Dans la pénombre de la chambre, elle ferme les yeux. Elle se revoit marcher d’un pas pressé le long des rues. Elle se dépêchait, comme en retard à un rendez-vous. Maintenant, derrière ses paupières closes, la lumière éblouissante du matin repousse l’ombre de la nuit. Place de la République… Rue du Port… La tête vide de toute raison, mais pleine de soleil, de lumière, elle va vers Lui. Elle avance dans cette artère comme si celle-ci n’avait été qu’un long couloir nu et gris.
Voilà…
Assise sur le banc intégré à une jardinière qui déborde de pétunias, elle a le sentiment d’être non pas en dehors, mais à l’intérieur du temps. Juste là. Saturées et violentes, les couleurs claquent dans l’espace. Partout, il y a de grandes dégoulinades d’or, de cuivre, d’amarante. Et ce bleu azur. En haut, en bas. Partout. Dans toutes les nuances imaginables. Un pur bonheur. C’est comme une sorte de mélodie visuelle, juste composée pour ces régions de l’âme qui cherchent toujours à s’envoler. Sur l’eau marine du port, les taches de gas-oil irisées s’étalent paresseusement. L’air frémissant de chaleur paraît scintiller. Avide, son regard va d’un point à un autre.

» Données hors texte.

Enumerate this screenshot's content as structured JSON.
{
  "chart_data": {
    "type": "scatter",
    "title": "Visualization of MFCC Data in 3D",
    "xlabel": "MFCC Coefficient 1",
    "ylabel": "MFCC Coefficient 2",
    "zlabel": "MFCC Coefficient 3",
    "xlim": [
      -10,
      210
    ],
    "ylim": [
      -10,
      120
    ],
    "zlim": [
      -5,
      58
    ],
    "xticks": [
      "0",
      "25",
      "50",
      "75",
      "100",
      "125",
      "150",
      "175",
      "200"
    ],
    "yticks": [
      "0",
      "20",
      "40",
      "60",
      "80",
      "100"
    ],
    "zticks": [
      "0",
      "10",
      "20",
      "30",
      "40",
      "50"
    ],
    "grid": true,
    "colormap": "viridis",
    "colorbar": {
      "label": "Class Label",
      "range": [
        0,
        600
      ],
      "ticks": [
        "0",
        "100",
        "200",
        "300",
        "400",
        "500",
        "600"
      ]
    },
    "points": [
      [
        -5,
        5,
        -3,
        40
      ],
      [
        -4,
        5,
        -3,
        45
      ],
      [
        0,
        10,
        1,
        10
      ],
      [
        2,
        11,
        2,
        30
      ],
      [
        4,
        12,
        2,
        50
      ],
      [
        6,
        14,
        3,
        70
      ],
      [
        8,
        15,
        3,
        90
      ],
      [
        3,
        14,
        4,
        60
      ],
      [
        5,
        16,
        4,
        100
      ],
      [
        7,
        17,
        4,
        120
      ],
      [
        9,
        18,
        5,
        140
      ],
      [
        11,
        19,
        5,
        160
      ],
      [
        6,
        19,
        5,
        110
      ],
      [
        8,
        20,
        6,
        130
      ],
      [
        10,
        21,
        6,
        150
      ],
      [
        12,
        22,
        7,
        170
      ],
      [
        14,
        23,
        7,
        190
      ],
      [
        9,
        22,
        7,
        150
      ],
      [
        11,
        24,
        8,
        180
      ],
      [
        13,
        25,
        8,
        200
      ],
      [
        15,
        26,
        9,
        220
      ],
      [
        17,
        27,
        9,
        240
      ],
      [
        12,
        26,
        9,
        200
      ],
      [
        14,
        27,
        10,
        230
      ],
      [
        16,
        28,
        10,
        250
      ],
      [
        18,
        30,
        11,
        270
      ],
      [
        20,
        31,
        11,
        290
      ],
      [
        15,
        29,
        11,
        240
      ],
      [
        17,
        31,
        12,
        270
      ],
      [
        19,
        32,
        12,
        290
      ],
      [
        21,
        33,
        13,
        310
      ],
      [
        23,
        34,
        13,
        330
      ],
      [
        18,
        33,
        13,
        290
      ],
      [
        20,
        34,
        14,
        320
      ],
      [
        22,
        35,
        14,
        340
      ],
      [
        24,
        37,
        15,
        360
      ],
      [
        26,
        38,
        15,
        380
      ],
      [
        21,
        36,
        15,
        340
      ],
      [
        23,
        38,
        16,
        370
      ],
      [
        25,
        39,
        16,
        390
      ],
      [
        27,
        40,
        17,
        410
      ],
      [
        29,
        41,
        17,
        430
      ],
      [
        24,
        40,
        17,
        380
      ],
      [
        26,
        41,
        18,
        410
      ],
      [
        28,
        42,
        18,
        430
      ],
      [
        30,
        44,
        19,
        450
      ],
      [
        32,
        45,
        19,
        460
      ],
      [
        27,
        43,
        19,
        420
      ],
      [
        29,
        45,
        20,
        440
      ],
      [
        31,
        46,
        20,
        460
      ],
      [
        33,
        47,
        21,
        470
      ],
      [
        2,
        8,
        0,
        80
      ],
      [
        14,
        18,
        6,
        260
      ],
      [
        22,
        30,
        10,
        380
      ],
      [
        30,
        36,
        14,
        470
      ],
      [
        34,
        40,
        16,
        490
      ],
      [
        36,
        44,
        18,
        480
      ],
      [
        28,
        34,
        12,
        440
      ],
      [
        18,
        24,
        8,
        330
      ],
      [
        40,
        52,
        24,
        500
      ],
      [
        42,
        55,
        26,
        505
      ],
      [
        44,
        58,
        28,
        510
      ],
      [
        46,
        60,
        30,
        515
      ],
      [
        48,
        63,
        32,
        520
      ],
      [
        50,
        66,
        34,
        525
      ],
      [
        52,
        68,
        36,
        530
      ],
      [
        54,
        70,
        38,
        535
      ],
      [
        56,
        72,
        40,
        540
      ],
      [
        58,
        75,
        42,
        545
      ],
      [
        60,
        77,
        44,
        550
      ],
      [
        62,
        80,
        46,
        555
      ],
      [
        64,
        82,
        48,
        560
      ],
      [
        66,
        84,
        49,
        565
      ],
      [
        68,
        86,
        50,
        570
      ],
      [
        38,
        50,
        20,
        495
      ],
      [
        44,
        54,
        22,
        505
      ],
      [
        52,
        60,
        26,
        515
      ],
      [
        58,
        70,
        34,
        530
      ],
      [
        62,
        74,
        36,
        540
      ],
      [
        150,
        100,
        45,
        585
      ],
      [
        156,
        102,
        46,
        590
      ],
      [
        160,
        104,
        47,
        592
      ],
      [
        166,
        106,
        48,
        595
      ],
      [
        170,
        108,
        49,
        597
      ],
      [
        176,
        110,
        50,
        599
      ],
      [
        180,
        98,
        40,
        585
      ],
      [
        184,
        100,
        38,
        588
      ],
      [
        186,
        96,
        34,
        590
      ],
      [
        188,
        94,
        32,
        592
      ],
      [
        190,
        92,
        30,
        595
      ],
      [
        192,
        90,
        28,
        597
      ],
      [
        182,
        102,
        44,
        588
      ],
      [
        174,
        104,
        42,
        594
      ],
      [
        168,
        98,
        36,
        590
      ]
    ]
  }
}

Il veut tout. Ne rien oublier. Par la rétine, il veut imprimer à la mémoire les ocres rouges ou les jaunes fanés des immeubles. Il veut cette barque au lamparo baptisée BARABBAS, et puis aussi toutes les autres, toutes ces coques blanches ou colorées qui flottent mollement sur l’eau morte. Tout voir. Ne rien oublier. Même ce sac de plastique qui ondoie entre deux courants, assigné pour on ne sait combien de temps à ces eaux qui sont pour lui comme un purgatoire. Dans son esprit, des mots s’alignent dans un ordre presque parfait. Vite. Elle sort de son sac de quoi écrire et les note sans réfléchir. Vite. Comme on le fait avec les mots farouches, difficiles à capturer. Mais ne devient pas chasseur de mots qui veut. C’est son cas, elle le sait. Maladroite, quand après coup elle relit ceux qu’elle vient d’emprisonner sur le papier, ils lui apparaissent souvent tristes et misérables. Muets, ils n’expriment plus rien de ce qu’elle avait cru saisir. Elle déchire le papier-prison. Mots-confettis pour idées mortes.